What is the time limit for filing form INC-6?

Form INC-6 shall be filed within 30 days in case of voluntary conversion and within six months of mandatory conversion.

Who is eligible to act as a member of an OPC?

Only a natural person who is an Indian citizen and resident in India shall be eligible to act as a member and nominee of an OPC.

For the above purpose, the term "resident in India" means a person who has stayed in India for a period of not less than one hundred and eighty two days during the immediately preceding one financial year.

 

A person can be a member in how many OPCs?

A person can be member in only one OPC.

 

 

What if a member of an OPC becomes a member in another OPC by virtue of being a nominee in that other OPC?

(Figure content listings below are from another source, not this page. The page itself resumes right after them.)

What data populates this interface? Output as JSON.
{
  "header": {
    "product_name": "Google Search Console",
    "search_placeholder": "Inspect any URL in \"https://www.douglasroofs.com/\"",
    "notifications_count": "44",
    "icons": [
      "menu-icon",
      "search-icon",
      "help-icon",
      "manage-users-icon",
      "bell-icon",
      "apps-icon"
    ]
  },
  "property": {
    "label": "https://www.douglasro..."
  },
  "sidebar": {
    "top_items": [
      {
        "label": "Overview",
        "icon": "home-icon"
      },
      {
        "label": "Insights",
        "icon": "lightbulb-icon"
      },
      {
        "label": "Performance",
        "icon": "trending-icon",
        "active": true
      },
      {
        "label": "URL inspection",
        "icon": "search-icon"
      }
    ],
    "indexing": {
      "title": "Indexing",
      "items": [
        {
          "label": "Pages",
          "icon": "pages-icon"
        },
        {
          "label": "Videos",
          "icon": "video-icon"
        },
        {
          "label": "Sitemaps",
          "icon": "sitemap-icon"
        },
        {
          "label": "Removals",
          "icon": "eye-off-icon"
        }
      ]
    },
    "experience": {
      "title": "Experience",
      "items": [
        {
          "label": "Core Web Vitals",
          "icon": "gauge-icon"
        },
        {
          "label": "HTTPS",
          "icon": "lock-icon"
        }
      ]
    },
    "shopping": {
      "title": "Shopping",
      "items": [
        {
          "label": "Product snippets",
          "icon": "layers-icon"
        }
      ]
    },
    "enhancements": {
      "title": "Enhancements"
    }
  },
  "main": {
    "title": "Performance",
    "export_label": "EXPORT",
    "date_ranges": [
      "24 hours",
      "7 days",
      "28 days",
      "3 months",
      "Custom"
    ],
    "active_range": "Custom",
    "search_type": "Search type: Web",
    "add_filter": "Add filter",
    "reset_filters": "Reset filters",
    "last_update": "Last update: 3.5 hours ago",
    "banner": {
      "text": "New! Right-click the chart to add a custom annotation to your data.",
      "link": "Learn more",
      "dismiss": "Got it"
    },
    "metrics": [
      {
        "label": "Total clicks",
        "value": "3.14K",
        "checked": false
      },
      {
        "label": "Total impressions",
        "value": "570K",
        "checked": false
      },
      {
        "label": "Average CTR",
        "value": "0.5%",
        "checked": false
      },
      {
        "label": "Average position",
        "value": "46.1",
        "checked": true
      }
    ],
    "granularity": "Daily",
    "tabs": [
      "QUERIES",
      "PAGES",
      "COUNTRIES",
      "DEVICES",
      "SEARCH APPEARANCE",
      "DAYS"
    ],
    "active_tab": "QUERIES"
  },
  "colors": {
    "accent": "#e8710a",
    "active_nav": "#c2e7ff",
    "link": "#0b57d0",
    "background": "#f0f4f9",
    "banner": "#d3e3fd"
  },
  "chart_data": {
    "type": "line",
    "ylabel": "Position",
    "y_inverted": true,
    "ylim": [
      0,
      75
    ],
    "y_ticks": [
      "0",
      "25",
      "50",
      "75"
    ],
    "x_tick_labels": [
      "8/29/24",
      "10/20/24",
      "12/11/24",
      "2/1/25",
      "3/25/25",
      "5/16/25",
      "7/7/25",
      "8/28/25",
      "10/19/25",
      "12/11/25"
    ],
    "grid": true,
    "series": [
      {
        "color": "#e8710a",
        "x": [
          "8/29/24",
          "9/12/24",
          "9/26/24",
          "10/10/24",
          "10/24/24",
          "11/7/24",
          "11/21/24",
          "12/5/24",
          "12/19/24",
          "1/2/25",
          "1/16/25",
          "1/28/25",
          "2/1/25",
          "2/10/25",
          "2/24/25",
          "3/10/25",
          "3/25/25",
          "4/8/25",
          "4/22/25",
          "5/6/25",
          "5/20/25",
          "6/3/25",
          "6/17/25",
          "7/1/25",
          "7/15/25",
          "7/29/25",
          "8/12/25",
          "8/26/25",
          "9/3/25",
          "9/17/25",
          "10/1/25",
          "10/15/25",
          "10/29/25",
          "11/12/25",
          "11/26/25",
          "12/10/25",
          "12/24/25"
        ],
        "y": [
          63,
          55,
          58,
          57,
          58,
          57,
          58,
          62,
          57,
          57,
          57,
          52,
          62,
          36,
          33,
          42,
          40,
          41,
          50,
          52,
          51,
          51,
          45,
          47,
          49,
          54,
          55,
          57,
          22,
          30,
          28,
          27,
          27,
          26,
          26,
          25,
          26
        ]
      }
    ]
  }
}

Where a natural person, being member in One Person Company becomes a member in another OPC by virtue of his being a nominee in that OPC, then such person shall meet the eligibility criteria of being a member in only one OPC within a period of one hundred and eighty days, i.e., he/she shall withdraw his membership from either of the OPCs within one hundred and eighty days.

Which form is to be filed in case of withdrawal of consent by the nominee of an OPC or in case of intimation of change in nominee by the member?

Form INC-4 shall be filed in case of withdrawal of consent by the nominee or in case of intimation of change in nominee by the member.